Much more can be written about the complexities of customs_twist. I hope
that we throw it away quickly in a transition to usings scrapy to manage
Twisted.

TrackerModels and QueryModels
=============================

Recall that /customs/ adjusts data in the oh-mainline database, and that
these URLs interact with code in mysite/customs/models.py.

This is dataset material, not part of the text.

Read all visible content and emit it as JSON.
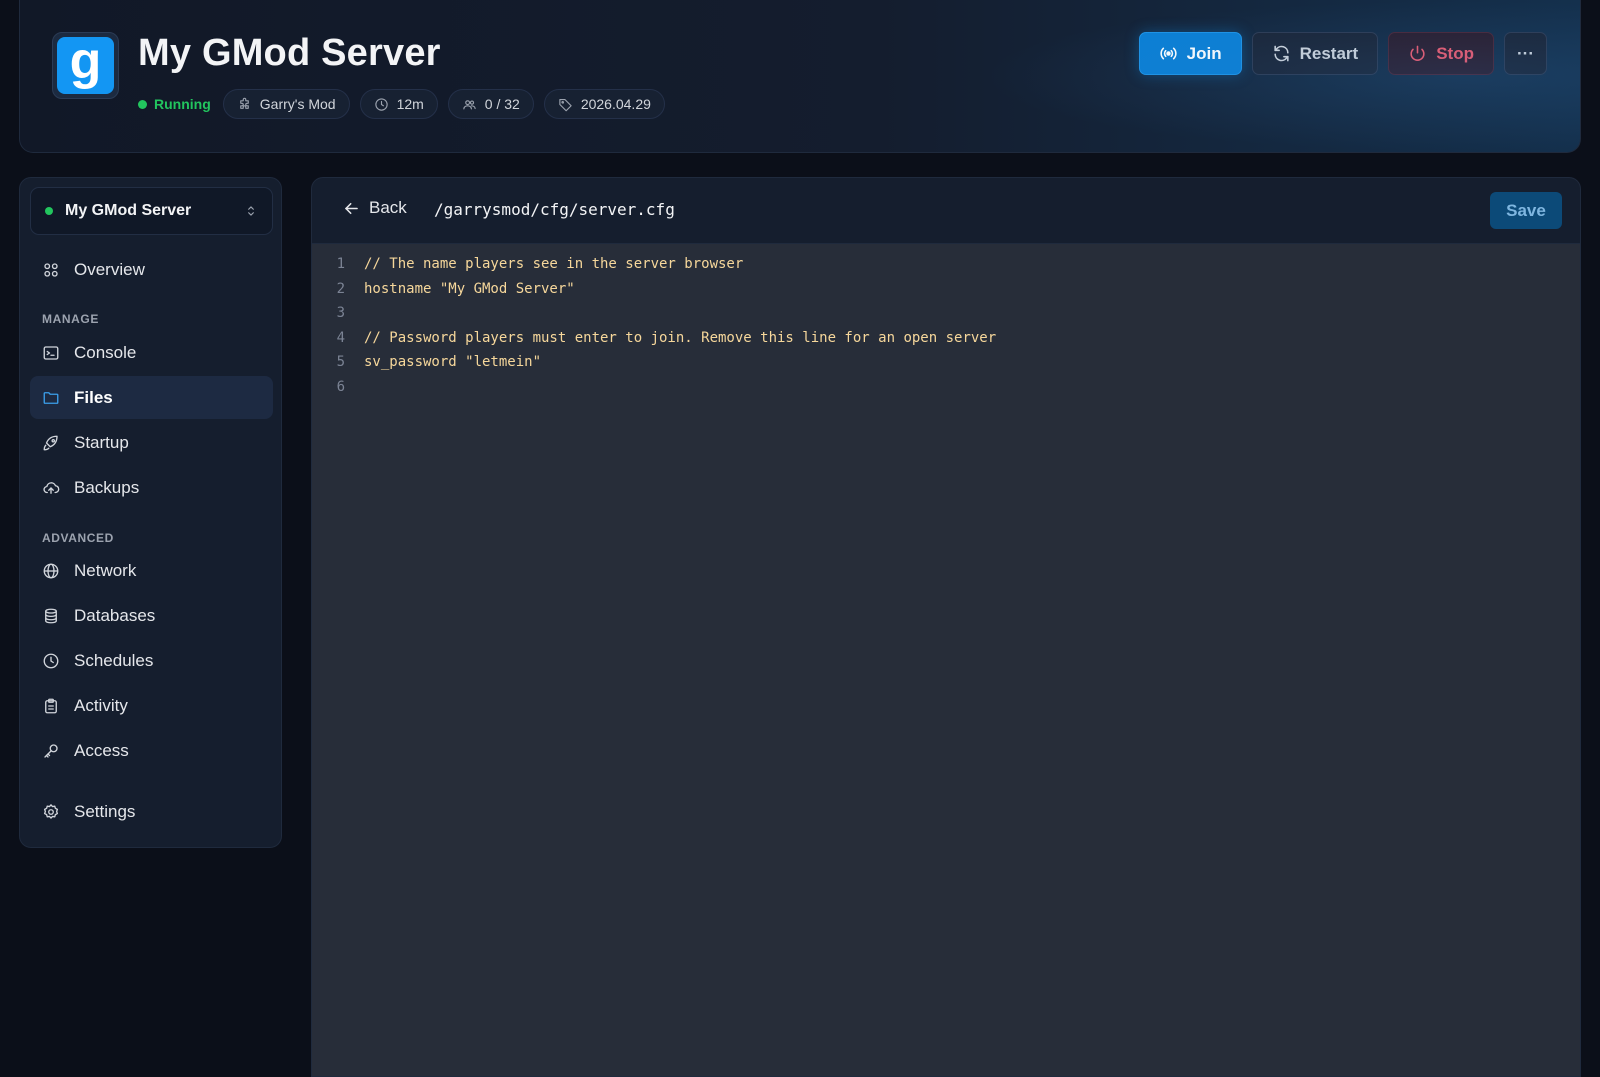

In those Django models, we have one model class to model each type of
tracker. (A "type" of tracker here refers to the software running the
remote bug tracker we are importing from -- for example, Bugzilla,
Trac, or Github Issues.)

We keep these different models (and corresponding data entry forms)
so that the web app can prompt for, and store, the different
configurable data about each tracker. You can see these models in
mysite/customs/models.py. (Implementation detail: these model classes
use object-oriented inheritance to permit us to shorten the code for
each tracker.)

It is the job of the BugImporter (within oh-bugimporters) to look at
the data in a TrackerModel instance and configure the BugImporter and
BugParser as needed.

Note also that for bug trackers, such as large Bugzilla bug trackers,
we want to refrain from downloading and processing every single bug in
the bug tracker. In that case, the web interface offers a form for
configuring "Queries" that yield a list of bugs that ought to be
imported. In the oh-mainline customs code, there is a QueryModel for
each bug tracker type that requires this. At bug import time, these
are converted to URL strings and passed to the BugImporter object, via
the BugImporter.handle_queries() method.

What becomes of customs_twist in a scrapy world
===============================================

The following is my (Asheesh's) recommendation for how oh-bugimporters
and oh-mainline should interact, once oh-bugimporters has been moved
to using scrapy.

First, oh-bugimporters should not have a management command that
executes any HTTP requests. Instead, it should have a management
command that outputs information from the TrackerModel objects and
QueryModel objects into a configuration file for oh-bugimporters. (The
configuration file could be a JSON file, if that is a convenient
format.)

There should be a command that one can run, based on scrapy, that
launches oh-bugimpoters and tells it download all the data that is
required by that configuration file. The result will be a series of
bugimporters.items.ParsedBug objects. With the help of scrapy, these
will be stored in a JSON data file.

(One advantage of this architecture is that it will become easy to run
the bug importers "by hand" while developing -- just keep a
configuration file around, and run the import process, and look at the
resulting JSON data.)

There should be a management command within oh-mainline that can
import this data file, a series of ParsedBug objects, into the Django
database.

It seems to me that this will result in a very clear set of boundaries
between the two bits of code. It will also mean removing the
data_transit callbacks.

(As a side note: This change will also permit us to remove the
TracTimeline model from the oh-mainline project. Instead, to implement
caching this sort of intermedaite data generated while scraping,
oh-bugimporters can have an optional filesystem cache. If this remark
makes no sense to you, I (Asheesh) can explain it more.)